For that all-important winter gear, skiers and boarders should head to SHRED SPORTS OUTLET, DICK’S SPORTING GOODS, REI SPOKANE or the SPOKANE ALPINE HAUS, which boasts more than 40 years in the biz.
Done with that equipment or looking for the most affordable way to ease into the winter sport season? Check out PLAY IT AGAIN SPORTS for pre-owned gear that fits your shoe size and your budget.
Visit either SPORTSMAN’S WAREHOUSE location (Spokane Valley and Spokane) and NORTH 40 OUTFITTERS for a range of outdoor gear, like binoculars, for a low-impact winter activity that will have you seeing the Northwest in a whole new light.
This is a perfect time to get outside to go BIRDWATCHING, specifically ducks, says Alan McCoy, president of the Spokane Audubon Society, who describes the quackers as “some of the most beautiful birds on the planet in their very freshest and brightest plumage.”

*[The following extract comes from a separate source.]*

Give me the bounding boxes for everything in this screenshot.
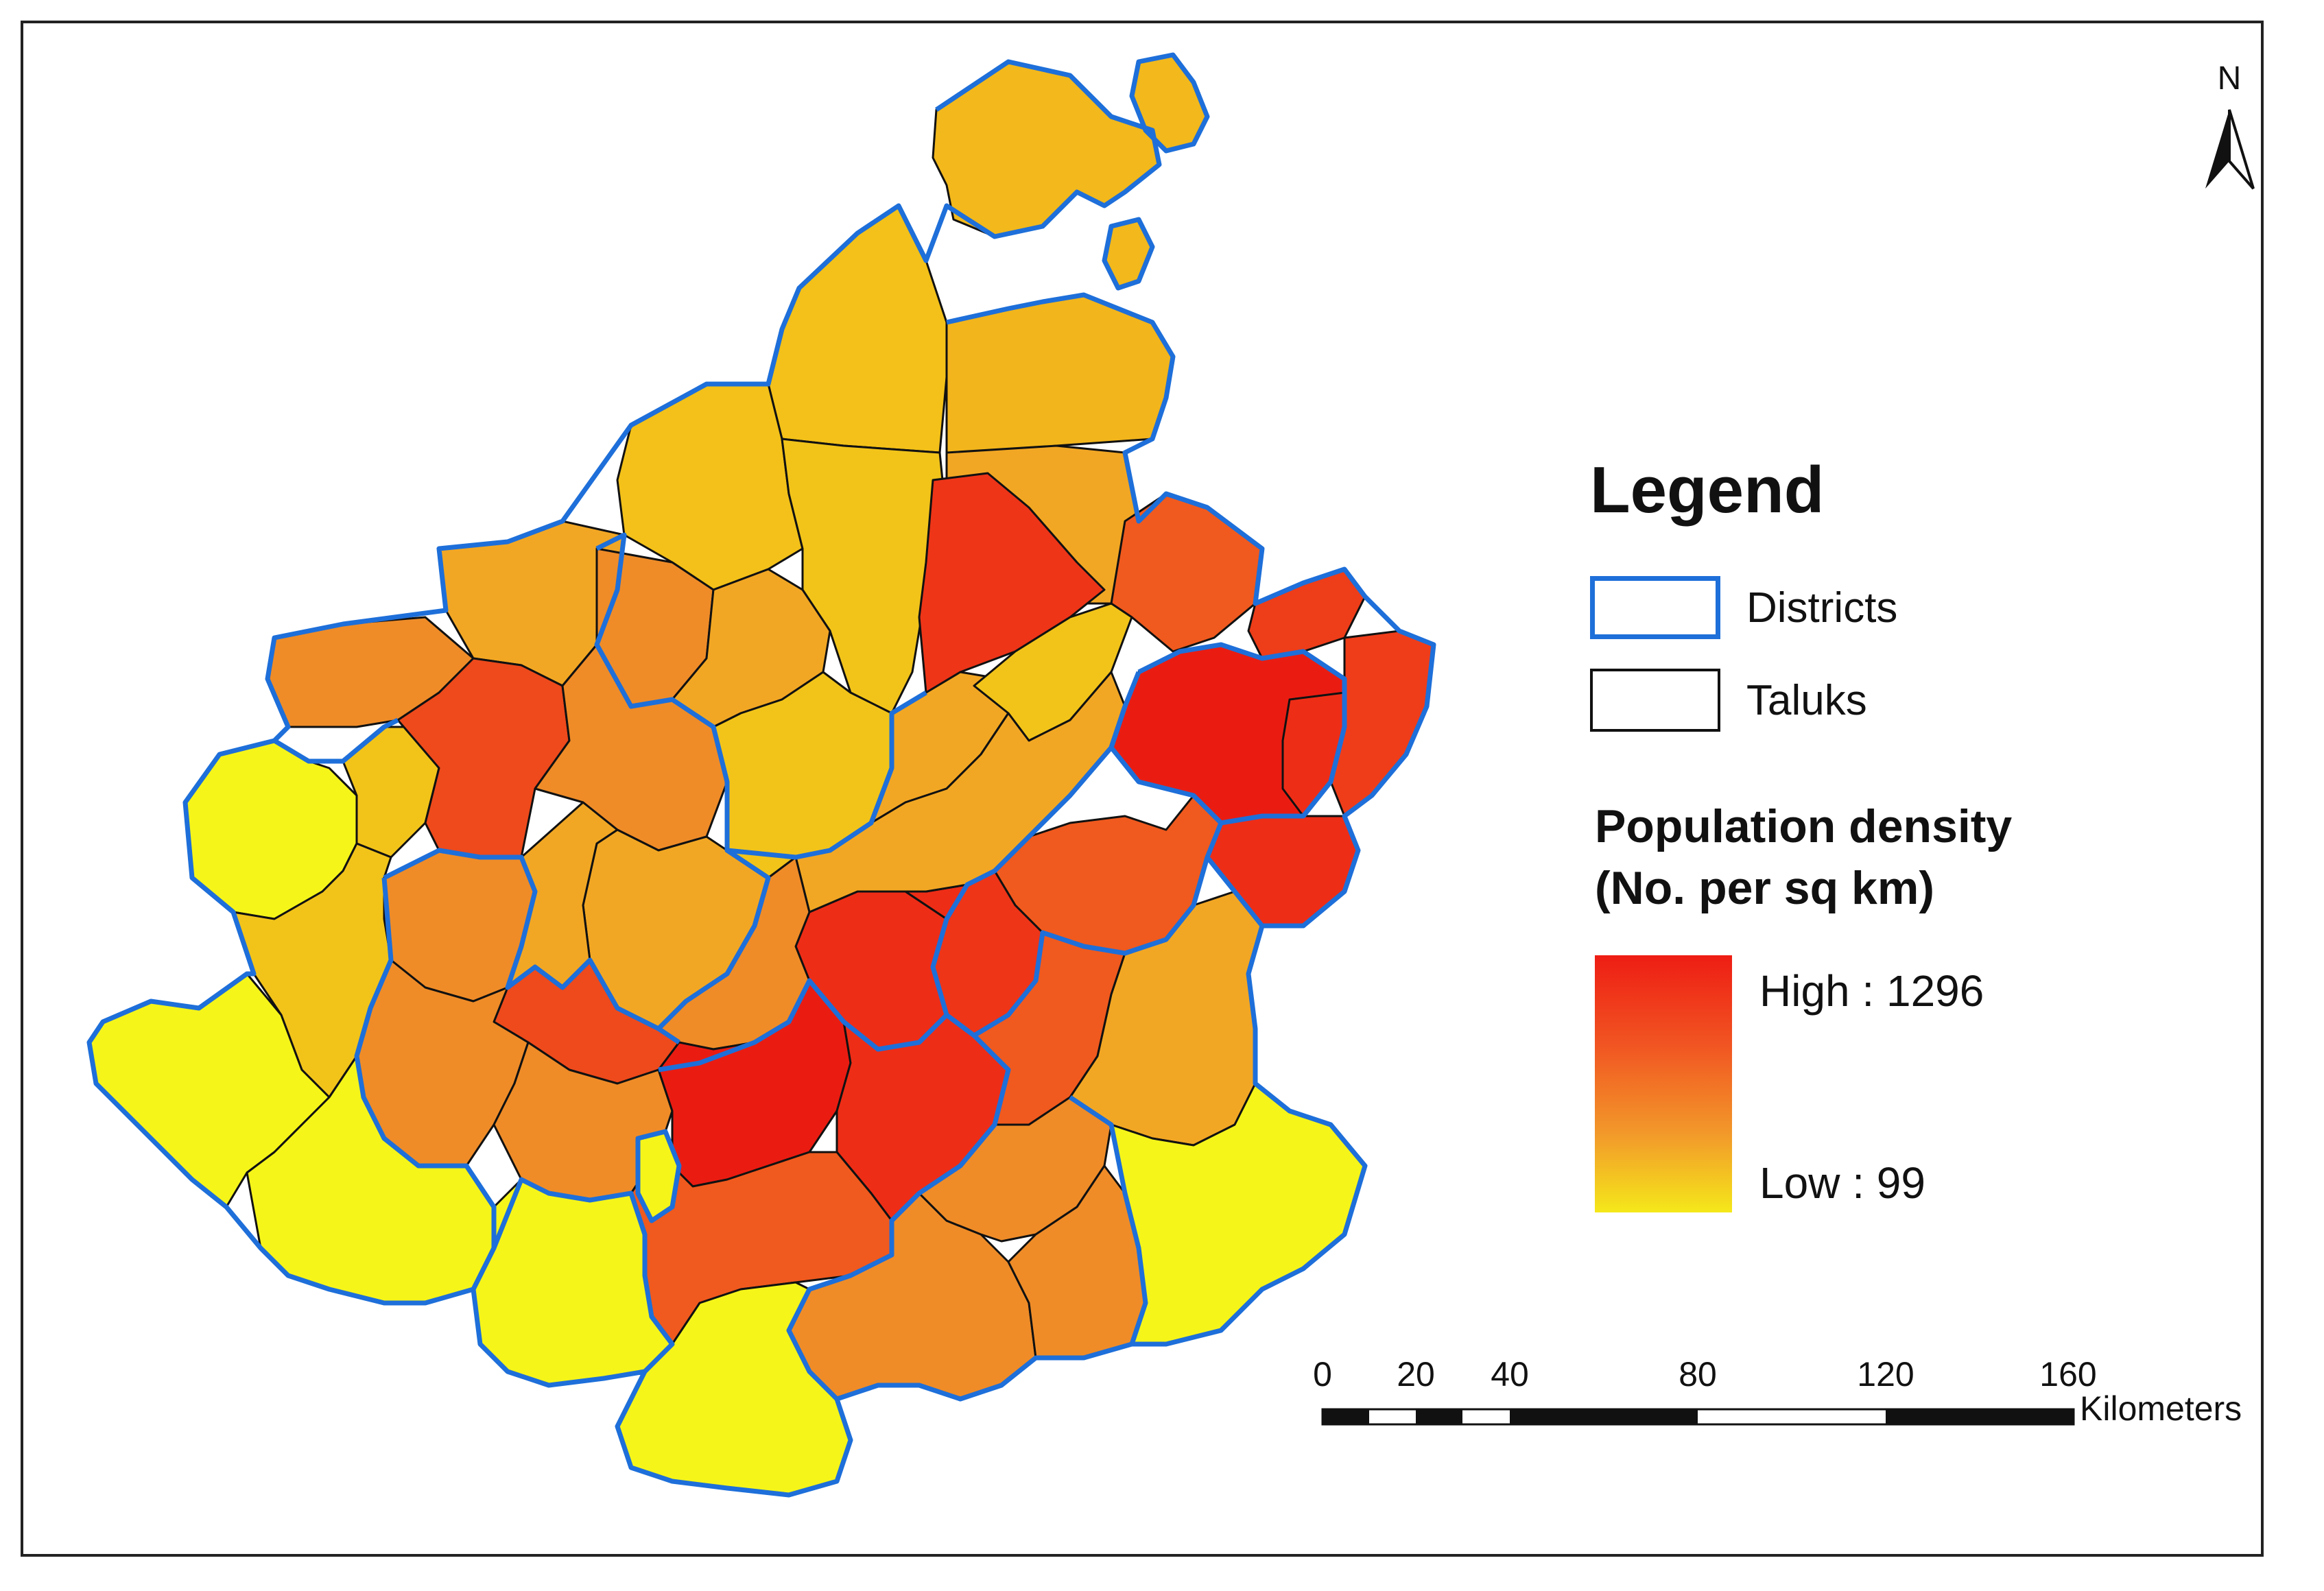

McCoy recommends Mount Spokane, Liberty Lake, Iller Creek, Stevens Creek in general and this handy guide from Audubon Washington: wa.audubon.org/birds/great-washington-state-birding-trail. If you’re specifically looking for ducks, geese or swan, try Slavin Conservation Area, Turnbull National Wildlife Refuge or the Spokane River.
“Even though waterfowl are out in the open and just ‘sitting ducks,’” says McCoy, “when humans approach they will gradually make their way to the other side of the lake or river or abruptly fly away to another spot even farther away.” The best way to view them is a slow and careful approach, leaving the pooch at home and limiting your talking to a whisper.
You’ll need good binoculars for general birdwatching, says McCoy, but for watching waterfowl, he recommends a spotting scope or a camera with a good zoom lens. Another helpful tool: free, downloadable apps that help you identify what you’re seeing.
“But you don’t have to have anything at all to appreciate these wonderful creatures,” says McCoy. “You just need to get outside to a nearby lake or river and watch and listen!”